Chociaż kochają kąpiele w lodowatej wodzie, ich serca są nadal gorące. Mowa o morsach, którzy w minioną niedzielę spotkali się w Wojnach-Pietraszach (gm. Szepietowo), by – łącząc przyjemne z pożytecznym – zebrać środki na leczenie swojej ciężko chorej koleżanki – Kasi Ogrodnik. Fanów zimowych kąpieli nie brakowało!
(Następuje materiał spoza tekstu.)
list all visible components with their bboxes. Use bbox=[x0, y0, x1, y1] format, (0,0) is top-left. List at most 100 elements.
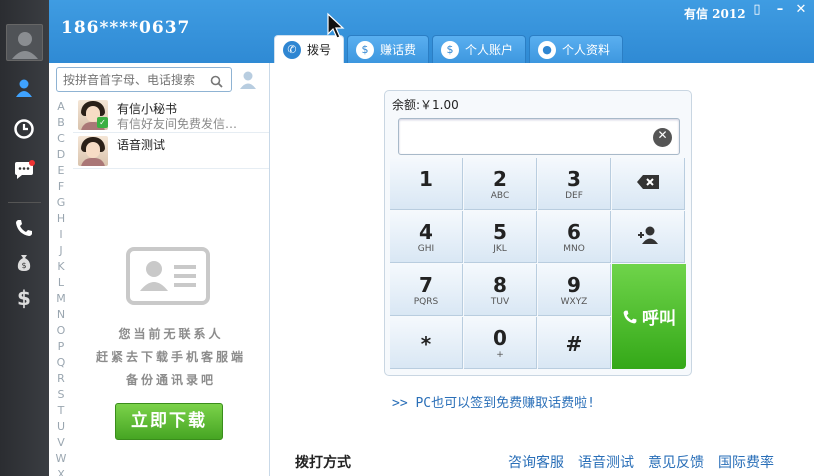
contact-search-input[interactable] bbox=[63, 71, 207, 88]
user-icon: ● bbox=[538, 40, 557, 59]
title-bar: 186****0637 有信 2012 ▯ – ✕ ✆ 拨号 $ 赚话费 $ 个… bbox=[0, 0, 814, 63]
key-digit: 2 bbox=[493, 167, 507, 191]
balance-label: 余额:￥1.00 bbox=[392, 98, 459, 112]
alphabet-letter[interactable]: D bbox=[54, 147, 68, 163]
checkin-promo-link[interactable]: >> PC也可以签到免费赚取话费啦! bbox=[392, 392, 595, 411]
skin-icon[interactable]: ▯ bbox=[750, 3, 764, 17]
dial-key[interactable]: 8 TUV bbox=[464, 264, 537, 316]
tab-earn-credit[interactable]: $ 赚话费 bbox=[347, 35, 430, 63]
add-contact-button[interactable] bbox=[612, 211, 685, 263]
contact-desc: 有信好友间免费发信… bbox=[117, 117, 238, 131]
contacts-panel: ABCDEFGHIJKLMNOPQRSTUVWX ✓ 有信小秘书 有信好友间免费… bbox=[49, 63, 270, 476]
add-contact-icon[interactable] bbox=[237, 69, 259, 91]
alphabet-letter[interactable]: X bbox=[54, 467, 68, 476]
number-field: ✕ bbox=[398, 118, 680, 155]
call-button[interactable]: 呼叫 bbox=[612, 264, 686, 369]
list-item[interactable]: ✓ 有信小秘书 有信好友间免费发信… bbox=[73, 97, 269, 133]
dial-key[interactable]: 6 MNO bbox=[538, 211, 611, 263]
key-digit: 5 bbox=[493, 220, 507, 244]
clear-icon[interactable]: ✕ bbox=[653, 128, 672, 147]
alphabet-letter[interactable]: H bbox=[54, 211, 68, 227]
list-item[interactable]: 语音测试 bbox=[73, 133, 269, 169]
alphabet-letter[interactable]: N bbox=[54, 307, 68, 323]
alphabet-letter[interactable]: K bbox=[54, 259, 68, 275]
alphabet-letter[interactable]: G bbox=[54, 195, 68, 211]
history-icon[interactable] bbox=[12, 118, 36, 140]
alphabet-letter[interactable]: W bbox=[54, 451, 68, 467]
svg-text:$: $ bbox=[21, 261, 26, 270]
avatar[interactable] bbox=[6, 24, 43, 61]
backspace-button[interactable] bbox=[612, 158, 685, 210]
key-digit: 6 bbox=[567, 220, 581, 244]
contact-name: 语音测试 bbox=[117, 138, 166, 152]
phone-icon bbox=[623, 310, 637, 323]
dial-key[interactable]: 1 bbox=[390, 158, 463, 210]
alphabet-letter[interactable]: J bbox=[54, 243, 68, 259]
key-digit: 7 bbox=[419, 273, 433, 297]
alphabet-letter[interactable]: F bbox=[54, 179, 68, 195]
footer-links: 咨询客服 语音测试 意见反馈 国际费率 bbox=[508, 452, 774, 472]
key-digit: 9 bbox=[567, 273, 581, 297]
unread-dot bbox=[29, 160, 35, 166]
minimize-button[interactable]: – bbox=[773, 3, 787, 17]
key-digit: 4 bbox=[419, 220, 433, 244]
alphabet-letter[interactable]: U bbox=[54, 419, 68, 435]
alphabet-letter[interactable]: B bbox=[54, 115, 68, 131]
alphabet-letter[interactable]: L bbox=[54, 275, 68, 291]
alphabet-letter[interactable]: O bbox=[54, 323, 68, 339]
contact-card-icon bbox=[126, 247, 210, 305]
empty-message-line: 备份通讯录吧 bbox=[125, 373, 216, 387]
key-digit: 8 bbox=[493, 273, 507, 297]
alphabet-letter[interactable]: S bbox=[54, 387, 68, 403]
call-icon[interactable] bbox=[12, 217, 36, 239]
key-letters: WXYZ bbox=[560, 297, 588, 307]
message-icon[interactable] bbox=[12, 160, 36, 182]
download-button[interactable]: 立即下载 bbox=[115, 403, 223, 440]
tab-account[interactable]: $ 个人账户 bbox=[432, 35, 527, 63]
app-window: 186****0637 有信 2012 ▯ – ✕ ✆ 拨号 $ 赚话费 $ 个… bbox=[0, 0, 814, 476]
alphabet-letter[interactable]: V bbox=[54, 435, 68, 451]
tab-profile[interactable]: ● 个人资料 bbox=[529, 35, 624, 63]
key-letters: DEF bbox=[565, 191, 583, 201]
dial-key[interactable]: 9 WXYZ bbox=[538, 264, 611, 316]
link-customer-service[interactable]: 咨询客服 bbox=[508, 452, 564, 472]
dial-key[interactable]: 5 JKL bbox=[464, 211, 537, 263]
app-brand: 有信 2012 bbox=[684, 7, 746, 21]
tab-label: 个人资料 bbox=[562, 43, 611, 57]
alphabet-letter[interactable]: E bbox=[54, 163, 68, 179]
alphabet-letter[interactable]: T bbox=[54, 403, 68, 419]
key-digit: 1 bbox=[419, 167, 433, 191]
link-voice-test[interactable]: 语音测试 bbox=[578, 452, 634, 472]
alphabet-letter[interactable]: A bbox=[54, 99, 68, 115]
dial-key[interactable]: 4 GHI bbox=[390, 211, 463, 263]
tab-label: 个人账户 bbox=[465, 43, 514, 57]
dial-key[interactable]: # bbox=[538, 317, 611, 369]
dial-key[interactable]: * bbox=[390, 317, 463, 369]
alphabet-letter[interactable]: I bbox=[54, 227, 68, 243]
contacts-icon[interactable] bbox=[12, 77, 36, 99]
alphabet-letter[interactable]: R bbox=[54, 371, 68, 387]
key-letters: PQRS bbox=[413, 297, 439, 307]
alphabet-letter[interactable]: M bbox=[54, 291, 68, 307]
alphabet-letter[interactable]: Q bbox=[54, 355, 68, 371]
link-feedback[interactable]: 意见反馈 bbox=[648, 452, 704, 472]
call-label: 呼叫 bbox=[642, 309, 676, 329]
key-digit: # bbox=[565, 332, 583, 356]
dial-method-title: 拨打方式 bbox=[295, 455, 351, 471]
phone-number-input[interactable] bbox=[407, 127, 647, 147]
dial-key[interactable]: 3 DEF bbox=[538, 158, 611, 210]
search-icon[interactable] bbox=[210, 73, 223, 92]
nav-sidebar: $ $ bbox=[0, 0, 49, 476]
key-digit: * bbox=[420, 332, 432, 356]
key-digit: 3 bbox=[567, 167, 581, 191]
dial-key[interactable]: 7 PQRS bbox=[390, 264, 463, 316]
dial-key[interactable]: 2 ABC bbox=[464, 158, 537, 210]
link-intl-rates[interactable]: 国际费率 bbox=[718, 452, 774, 472]
dial-key[interactable]: 0 + bbox=[464, 317, 537, 369]
alphabet-letter[interactable]: P bbox=[54, 339, 68, 355]
money-bag-icon[interactable]: $ bbox=[12, 252, 36, 274]
tab-label: 赚话费 bbox=[380, 43, 417, 57]
dollar-icon[interactable]: $ bbox=[12, 287, 36, 309]
alphabet-letter[interactable]: C bbox=[54, 131, 68, 147]
close-button[interactable]: ✕ bbox=[794, 3, 808, 17]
– Akcję charytatywną zorganizowaliśmy nie po raz pierwszy. Żona naszego przyjaciela – morsa – zachorowała na nowotwór i spontanicznie zdecydowaliśmy, że przeprowadzimy zbiórkę na leczenie.
Morsy pokazały, że mają otwarte serca i portfele – podkreślał Andrzej Domitrz. Bez leczenia Katarzynę Ogrodnik czeka pewna śmierć! – Brak leczenia oznacza, że został mi zaledwie rok życia. Nie chcę takiego końca.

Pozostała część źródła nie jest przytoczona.